Miles Sweeney, of Yerkovich, Gilbertson & Brownstein, Portland, Or., for plaintiff-appellee.
Appeal from the United States District Court for the District of Oregon.
Before BROWNING and WALLACE, Circuit Judges, and RENFREW,* District Judge.
WALLACE, Circuit Judge:
Southern Pacific Transportation Company (Southern Pacific) appeals from a substantial judgment entered against it in this wrongful death action. Southern Pacific correctly argues that the presiding magistrate committed clear error in the administration of the jury trial. In light of the particular facts of the case, however, we conclude that the error was harmless and therefore affirm.
* In 1974, Dixon's husband was struck and killed by a train operated by Southern Pacific. Dixon brought a diversity action in the district court to recover for the allegedly wrongful death of her spouse. The trial was conducted by a United States Magistrate by stipulation of the parties. The substantive issues raised during the trial were governed by Oregon law.
At the close of the evidence, the magistrate instructed the jury on Oregon's comparative negligence law. During the course of the jury's deliberations, one of its members handed a note to the bailiff and asked that it be given to the magistrate. The bailiff telephoned the magistrate and read the note to him. The note stated:
We are having difficulty with the wording of the verdict. On question 3, if the percentage of negligence (to John Dixon) is greater than 50% Does that mean that No money is awarded to Mrs. Dixon. For example, if the jury finds 70% Blame on John Dixon and 30% On the railroad does that mean that Mrs. Dixon will get a 30% Award or that she gets nothing.

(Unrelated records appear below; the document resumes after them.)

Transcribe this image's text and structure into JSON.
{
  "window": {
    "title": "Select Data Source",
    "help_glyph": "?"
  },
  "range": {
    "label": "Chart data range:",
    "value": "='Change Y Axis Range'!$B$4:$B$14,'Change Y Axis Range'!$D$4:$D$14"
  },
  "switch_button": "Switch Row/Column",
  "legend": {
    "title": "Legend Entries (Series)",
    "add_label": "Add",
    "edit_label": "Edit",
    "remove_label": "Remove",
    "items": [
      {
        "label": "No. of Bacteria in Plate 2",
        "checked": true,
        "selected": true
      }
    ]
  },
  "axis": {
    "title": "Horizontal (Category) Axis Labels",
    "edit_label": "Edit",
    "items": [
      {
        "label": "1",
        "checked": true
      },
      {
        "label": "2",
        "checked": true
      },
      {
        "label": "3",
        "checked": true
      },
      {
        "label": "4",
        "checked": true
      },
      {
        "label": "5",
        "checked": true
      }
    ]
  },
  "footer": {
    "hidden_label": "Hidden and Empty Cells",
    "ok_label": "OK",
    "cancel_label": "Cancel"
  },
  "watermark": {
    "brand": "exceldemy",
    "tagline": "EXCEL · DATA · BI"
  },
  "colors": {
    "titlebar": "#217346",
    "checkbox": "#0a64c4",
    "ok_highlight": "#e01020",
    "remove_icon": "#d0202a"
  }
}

The magistrate responded by directing the bailiff to tell the jury "that she would get nothing." While the magistrate's response was not formally made on the record, the parties do not dispute the substance of his answer.
Southern Pacific now argues that the magistrate's communication to the jury made off the record and without notice to counsel constituted reversible error.
The Supreme Court has explicitly addressed itself to the problem presented by this case:
We entertain no doubt that the orderly conduct of a trial by jury, essential to the proper protection of the right to be heard, entitles the parties who attend for the purpose to be present in person or by counsel at all proceedings from the time the jury is impaneled until it is discharged after rendering the verdict. Where a jury has retired to consider of its verdict, and supplementary instructions are required, either because asked for by the jury or for other reasons, they ought to be given either in the presence of counsel or after notice and an opportunity to be present; and written instructions ought not to be sent to the jury without notice to counsel and an opportunity to object. Under ordinary circumstances, and wherever practicable, the jury ought to be recalled to the court room, where counsel are entitled to anticipate, and bound to presume, in the absence of notice to the contrary, that all proceedings in the trial will be had. In this case the trial court erred in giving a supplementary instruction to the jury in the absence of the parties and without affording them an opportunity either to be present or to make timely objection to the instruction.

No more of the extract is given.